Je fais une pause dans le récit de mes années à l’école Montessori de Lyon, pour essayer de partager avec vous quelques unes de mes réflexions sur la gouvernance associative pour les écoles, et l’impact sur le rôle des parents. Depuis quinze ans que j’interviens dans la communauté Montessori en France, et que j’ai l’occasion de dialoguer avec de multiples éducatrices et directrices d’écoles, j’ai pu constater une évolution de la gouvernance des écoles.
Les écoles Montessori en gestion associative
Il y a quinze ans, les écoles étaient très majoritairement montées sous la forme associative : simplicité de la création, pas besoin d’apport financier particulier, et honnêtement on n’a pas besoin d’être très nombreux, un petit groupe de personnes suffit. Enfin, la forme associative correspondait bien aussi à l’aspect “alternatif” de ces écoles, qui ne souhaitaient pas incarner un côté “commercial” ou “institutionnel”. Il y avait bien quelques écoles montées en société commerciale, mais c’était ultra-minoritaire, tout comme le nombre total des écoles : à l’époque, en 2005-2006 moins d’une cinquantaine dans toute la France.
Quel rôle pour les parents dans une école Montessori associative ?
Alors évidemment le “problème” dans la gouvernance des écoles associatives (j’ai entendu souvent “le problème tout court” 😉 ce sont bien entendu les parents. Ce qui est très paradoxal quand on considère que les écoles Montessori se font fortes justement d’accueillir les familles, voire de co-éduquer les enfants avec elles, et donc de laisser leurs portes ouvertes aux parents.
Mais justement, de quoi parle-t-on ? Quel rôle donner aux parents ? Les laisser organiser les fêtes et autres activités para-scolaires ? Là-dessus, aucun problème bien entendu, tout le monde est content. Encore davantage quand les activités organisées peuvent rapporter un peu (voire beaucoup) d’argent à l’école.
Les risques de la gestion parentale
Mais quand on commence à parler de la gestion de l’école, c’est-à-dire du “coeur du réacteur” pour employer une métaphore industrielle, alors là c’est autre chose. Car effectivement le risque est très important qu’ils se retrouvent juge et partie. On ne le dit pas ainsi évidemment (on parle d’éducation, donc ce n’est pas très approprié), mais dans une école les parents sont les bénéficiaires du service rendu : dit autrement, ils sont les clients.
Et où a-t-on vu que ce sont les clients qui décident de la production du service ? Le mélange des genres n’est jamais bien loin, sans même compter le zèle de certains individus toujours bien intentionnés, qui s’imaginent savoir mieux que les éducatrices ce qui est bon pour leur enfant, et accessoirement pour ceux des autres. Allons ! D’ailleurs éducatrice ce n’est pas vraiment un métier, vu qu’on peut faire l’école à la maison ! (Je précise que tout ceci est ironique, au cas où certains n’auraient pas compris)

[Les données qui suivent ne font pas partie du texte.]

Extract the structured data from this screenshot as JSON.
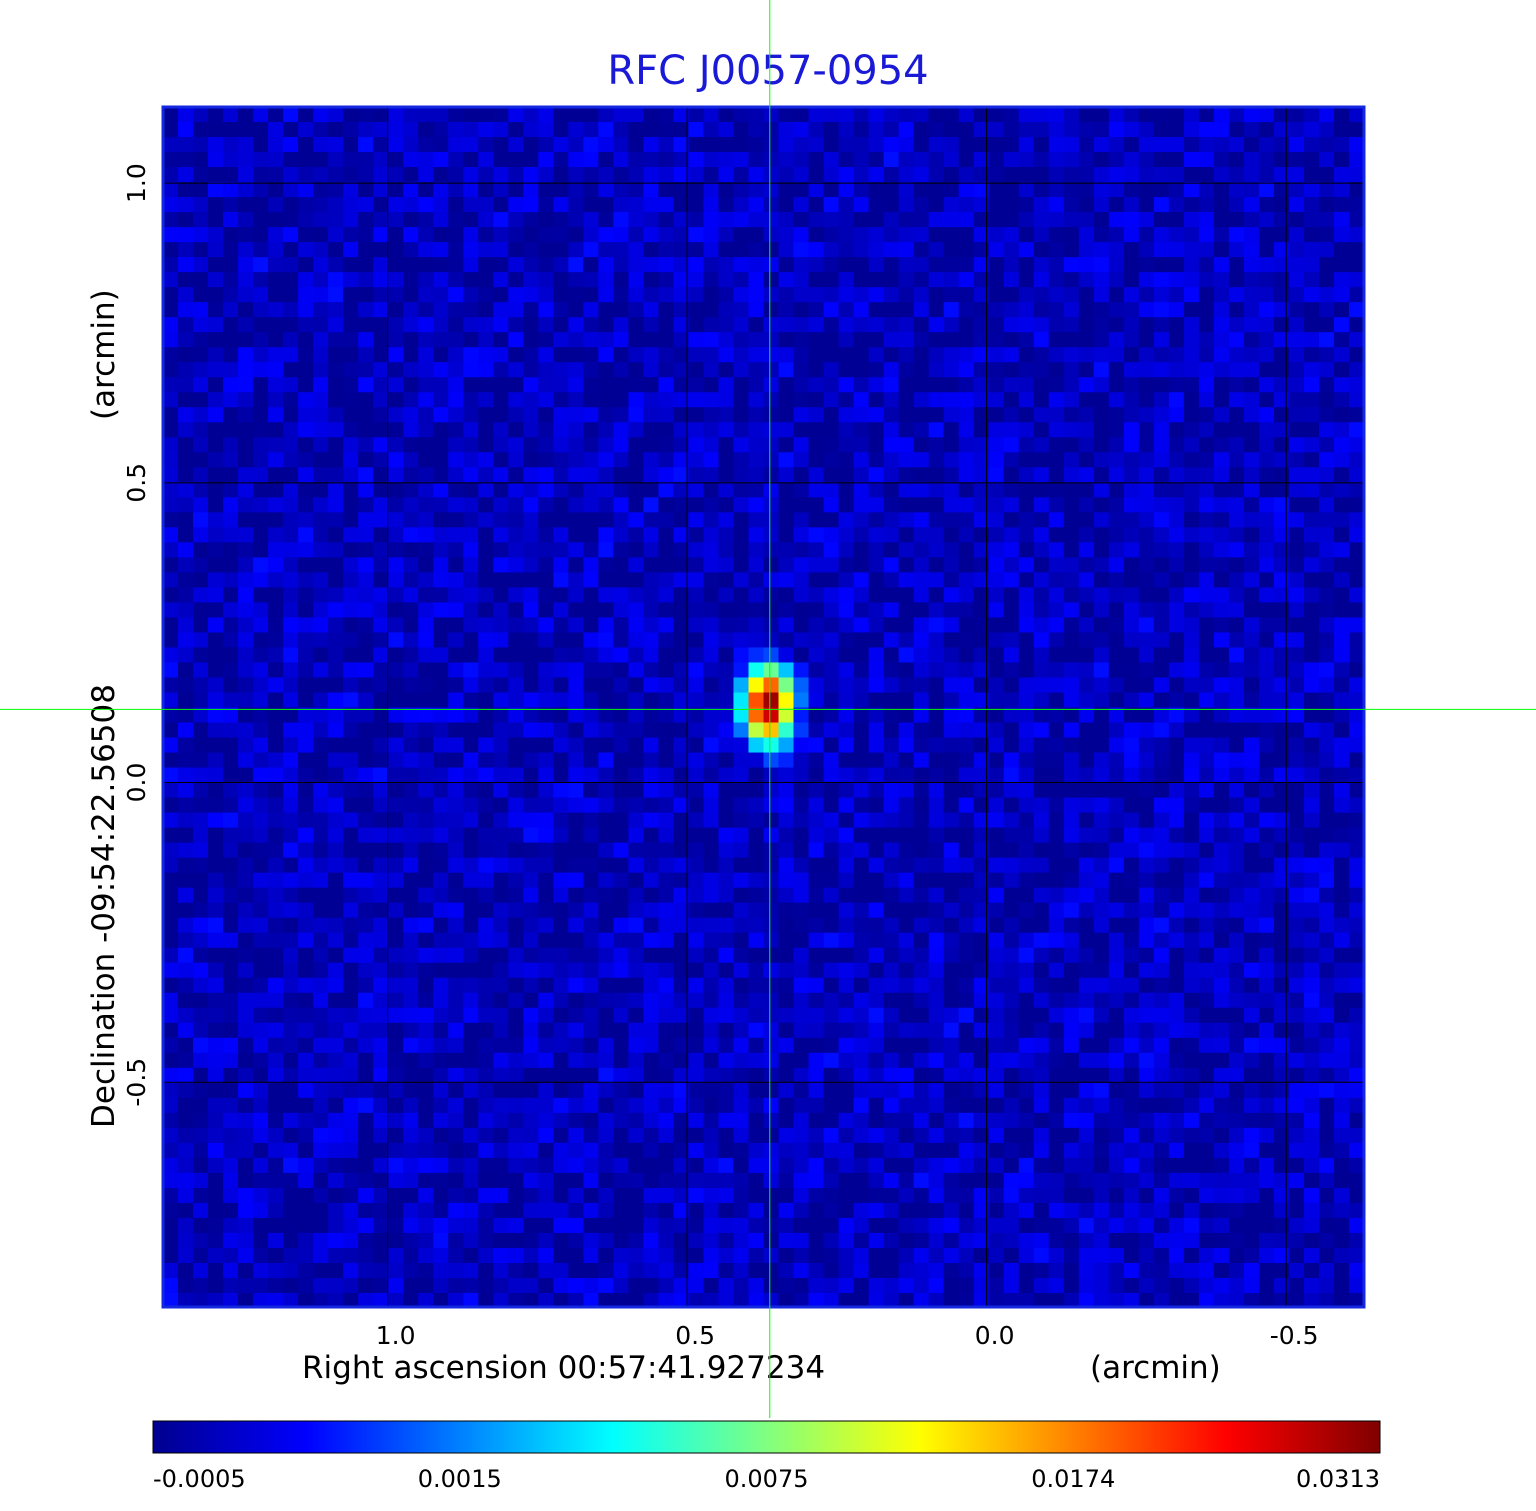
{
  "chart_data": {
    "type": "heatmap",
    "title": "RFC J0057-0954",
    "colormap": "jet",
    "x_axis": {
      "label": "Right ascension  00:57:41.927234",
      "unit_label": "(arcmin)",
      "ticks": [
        "1.0",
        "0.5",
        "0.0",
        "-0.5"
      ],
      "tick_values": [
        1.0,
        0.5,
        0.0,
        -0.5
      ],
      "range": [
        1.375,
        -0.63
      ]
    },
    "y_axis": {
      "label": "Declination  -09:54:22.56508",
      "unit_label": "(arcmin)",
      "ticks": [
        "1.0",
        "0.5",
        "0.0",
        "-0.5"
      ],
      "tick_values": [
        1.0,
        0.5,
        0.0,
        -0.5
      ],
      "range": [
        -0.875,
        1.127
      ]
    },
    "grid": true,
    "crosshair": {
      "x": 0.362,
      "y": 0.122,
      "color": "#00ff00"
    },
    "source": {
      "x": 0.365,
      "y": 0.13,
      "peak": 0.0313,
      "sigma_x": 0.022,
      "sigma_y": 0.034
    },
    "background_level": -0.0002,
    "colorbar": {
      "ticks": [
        "-0.0005",
        "0.0015",
        "0.0075",
        "0.0174",
        "0.0313"
      ],
      "tick_values": [
        -0.0005,
        0.0015,
        0.0075,
        0.0174,
        0.0313
      ]
    }
  }
}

Et donc dans une gouvernance associative, vu qu’en droit les salariés (y compris la directrice) ne peuvent pas être juge et partie, eux, et donc membres du Bureau de l’association, et bien il faut trouver d’autres personnes : les parents sont les personnes les plus “évidentes” dans ce cas, puisqu’ils fréquentent l’école et seront donc en théorie sensibles à son avenir.
Des parents qui font fermer des écoles !
J’ai malheureusement vu de trop nombreuses écoles fermer, à cause de parents mal ou trop bien intentionnés qui sont entrés en conflit avec la directrice voire le reste de l’équipe, ou jouant une partie de l’équipe contre l’autre…Cela finit la plupart du temps très mal, et la directrice n’a pas la main pour rétablir la situation. Quel gâchis quand on pense à toute l’énergie déployée pour faire vivre une école !
Vu que je ne suis pas le seul à avoir fait ce constat, de nombreuses écoles “biaisent” légalement avec leur gouvernance, et font fonctionner des “associations” qui n’ont d’association que le nom, car elles sont totalement verrouillées : soit on place des personnes extérieures de confiance, qui n’auront pas d’intérêt dans l’école (mais c’est un peu la loterie et pas forcément durable), soit carrément des proches. Certaines associations sont ainsi pilotées par les maris, les frères ou les soeurs, les parents ou les enfants.
Garder l’esprit de l’association
Pour ma part, je pense que c’est contourner l’esprit de l’association que d’en faire une entité dans laquelle justement on n’associe pas. Soit on joue le jeu de l’association, en mettant possiblement des gardes-fous mais en ayant bien conscience que le risque zéro n’existe pas, soit on change de structure. Car d’autres formes juridiques existent quand on a d’autres projets.